Ее искреннее участие было так зримо, что Жора, хоть и не сразу, но разговорился. И вышло на поверку, что ехать-то ему как раз и некуда. Детдомовец, он был призван на флот за полгода до начала войны. А до этого успел поработать в порту Одессы, куда приехал из сельской глубинки, чтобы поступить в мореходку.

– Даже девушкой не успел обзавестись, – смущенно признался он, но тут же напустил на себя бравады: – Да оно и к лучшему. А то в каком бы она сейчас положении оказалась? Тут нормальных-то мужиков не дожидаются, а уж что говорить о таких, как я.

– Это кто как ждет, – мягко возразила Вера, и моряк смутился еще больше, вспомнив только что произнесенные ею слова:

– Ну, как ты ждала, мать, так это, наверное, редкость.

– Нет, Жора, это чаще, чем ты думаешь. А в среде верующих в Бога – это вообще закономерность. По-другому у нас не бывает.

– Ты – верующая? – при упоминании о Боге матрос весь так и подобрался. Если те, первые ее слова благодарности Господу за их встречу он принял как обычное женское присловье, то теперь на лице его отразилась буря эмоций. И Вера уже готовилась услышать упреки, с какими калеки обычно обращаются к верующим, порицая Бога. Сами они почему-то думают, что на это имеют полное моральное право: дескать, если Бог есть, то почему же Он мне... ну, и дальше в полном соответствии со своими проблемами. Но на сей раз она ошиблась.

В его глазах блеснул огонек надежды; взволнованный, он весь так и подался вперед вместе с тележкой.
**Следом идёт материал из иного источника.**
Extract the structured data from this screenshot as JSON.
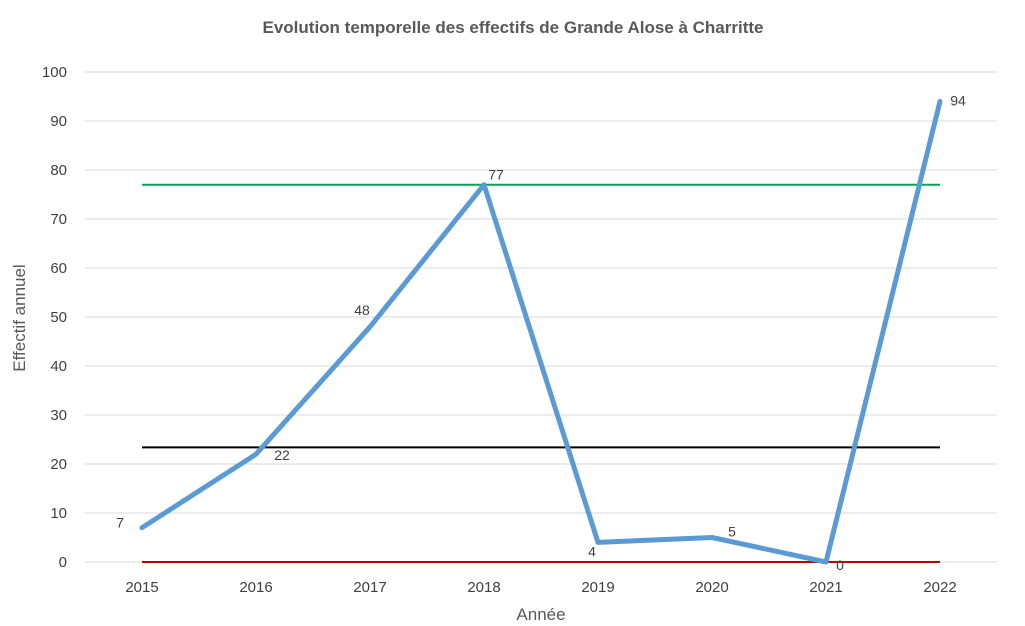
{
  "chart_data": {
    "type": "line",
    "title": "Evolution temporelle des effectifs de Grande Alose à Charritte",
    "xlabel": "Année",
    "ylabel": "Effectif annuel",
    "categories": [
      "2015",
      "2016",
      "2017",
      "2018",
      "2019",
      "2020",
      "2021",
      "2022"
    ],
    "ylim": [
      0,
      100
    ],
    "yticks": [
      0,
      10,
      20,
      30,
      40,
      50,
      60,
      70,
      80,
      90,
      100
    ],
    "grid": true,
    "series": [
      {
        "values": [
          7,
          22,
          48,
          77,
          4,
          5,
          0,
          94
        ],
        "color": "#5b9bd5",
        "data_labels": true
      }
    ],
    "reference_lines": [
      {
        "value": 77,
        "color": "#00a651"
      },
      {
        "value": 23.4,
        "color": "#000000"
      },
      {
        "value": 0,
        "color": "#c00000"
      }
    ]
  }
}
– Ты веришь в Бога? – переспросил он и облизнул пересохшие губы. Получив утвердительный ответ, огляделся по сторонам, словно боясь, что кто-то может подслушать, и попросил: – Давайте, посидим еще чуток. Хочу что-то сказать. Выслушаешь?

– Конечно. Говори, Жора.

– Тогда слушай: я последнее время чего-то во сне все маму свою ищу. А я ведь и не помню ее вовсе. Но вот одно помню точно, – он торопился и так разволновался, что голос его задрожал. Оглянувшись еще раз по сторонам, почти шепотом продолжил: – Лет в шесть это было. Тогда детдомовский сторож наш (мы часто у него в подсобке околачивались) нашептал мне, что родители у меня есть, только отобрали, мол, меня у них. А их самих выслали куда Макар телят не гонял. То ли за то, что против власти были, то ли за то, что в Бога неправильно верили. Но они, мол, все одно за тобой вернутся. Он мне и фамилию мою настоящую сказал, и даже молиться меня учил, да разве бы я что тогда упомнил. Помню, что фамилия какая-то длинная да заковыристая была. Видать, не понравилась она мне. Но думал я только об одном – как бы меня поскорее оттуда забрали. И так мне это в башку втемяшилось, что долгое время меня от окошка оторвать не могли. Все ждал, что придут за мной. Я и сейчас уверен, что старик не врал, потому что вскоре его самого за ту самую веру арестовали, а нам сказали, что он был враг. Тогда нам все показалось таким неправдоподобным да странным: мы его любили, и он нас любил, а тут – нате вам! – тайный враг! И мы хоть и не верили в это, но сказать, конечно, боялись. Больше мы его не видели. Потом потихоньку я смирился, забывать стал. А вот после ранения опять места себе не нахожу: чудится все, что живы родители. Хоть и нет от этого проку: даже если и так, то я ведь даже фамилии их не знаю. Где искать? Кого искать? Мама зовет, а проснусь – никого. И я так понял, что к смерти это сны мне. Вот жаба и душит, – кивнул он на зажатую в руке четушку, – выпьешь, оно вроде бы и полегчает. Если бы не Серега – давно бы посчитался с жизнью. Но мы нужны друг другу: он – мне, я – ему. С ним хорошо: не укоряет, что из-за меня лишился всего. Никогда не напомнит, как тащил меня из того ада. Потому что даже этого не помнит, не говоря уже о том, кем был до ранения. Вроде как заново родился. И сразу без ноги. Э-эх, судьба – индейка, а жизнь – копейка. Теперь вот у него есть ты. А я, такой обрубок, кому нужон? – горестно закончил он и взглянул на Веру.